Governo da Índia/Wikimedia Commons

A ambição dos Brics de desafiar o G7 está sendo seriamente colocada em xeque por conflitos internos acentuados, revelando as fragilidades de uma aliança que busca, em teoria, representar um polo alternativo de poder econômico. Segundo a Gazeta do Povo, o ditador russo, Vladimir Putin, afirmou que o Produto Interno Bruto (PIB) somado dos países integrantes do bloco já superava o do G7, composto por Alemanha, Canadá, Estados Unidos, França, Itália, Japão e Reino Unido. Em 1992, a participação do G7 e dos países dos Brics no PIB global era de 45,5% e 16,7%, respectivamente, em Paridade do Poder de Compra (PPC). Putin destacou que, em 2023, a associação detém 37,4% do PIB global, enquanto o Grupo dos Sete possui 29,3%, e que essa diferença está em constante aumento, com projeções de que continuará a aumentar.

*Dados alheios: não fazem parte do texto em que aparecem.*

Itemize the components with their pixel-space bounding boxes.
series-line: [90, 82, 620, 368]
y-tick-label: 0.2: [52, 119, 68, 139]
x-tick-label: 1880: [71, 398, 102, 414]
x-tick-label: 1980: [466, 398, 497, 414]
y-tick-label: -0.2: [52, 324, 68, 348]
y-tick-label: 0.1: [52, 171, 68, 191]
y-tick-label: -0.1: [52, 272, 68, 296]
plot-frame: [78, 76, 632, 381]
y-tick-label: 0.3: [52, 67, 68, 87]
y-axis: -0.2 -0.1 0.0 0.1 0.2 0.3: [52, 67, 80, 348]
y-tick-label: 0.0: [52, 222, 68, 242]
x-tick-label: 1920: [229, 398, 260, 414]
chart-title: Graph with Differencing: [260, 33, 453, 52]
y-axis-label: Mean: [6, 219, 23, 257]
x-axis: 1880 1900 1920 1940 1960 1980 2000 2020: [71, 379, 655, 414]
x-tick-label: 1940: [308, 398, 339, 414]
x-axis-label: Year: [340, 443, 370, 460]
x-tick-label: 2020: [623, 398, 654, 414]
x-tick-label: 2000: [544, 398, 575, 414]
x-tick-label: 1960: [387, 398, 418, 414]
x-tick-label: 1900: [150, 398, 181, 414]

O líder do Kremlin enfatizou que os países que compõem a associação são os “motores do crescimento econômico global” e que o principal aumento do PIB global será gerado nos Brics em um futuro próximo. A expansão do bloco, formalizada em agosto de 2023, durante a cúpula em Joanesburgo, na África do Sul, com a entrada de Egito, Etiópia, Emirados Árabes Unidos e Irã, e com a perspectiva de inclusão da Indonésia em 2025, intensificou as divergências internas. A Argentina e a Arábia Saudita, também aprovadas na leva de 2023, não ingressaram no bloco devido às decisões do governo de Javier Milei e à posição da Arábia Saudita como aliado dos Estados Unidos no Golfo Pérsico.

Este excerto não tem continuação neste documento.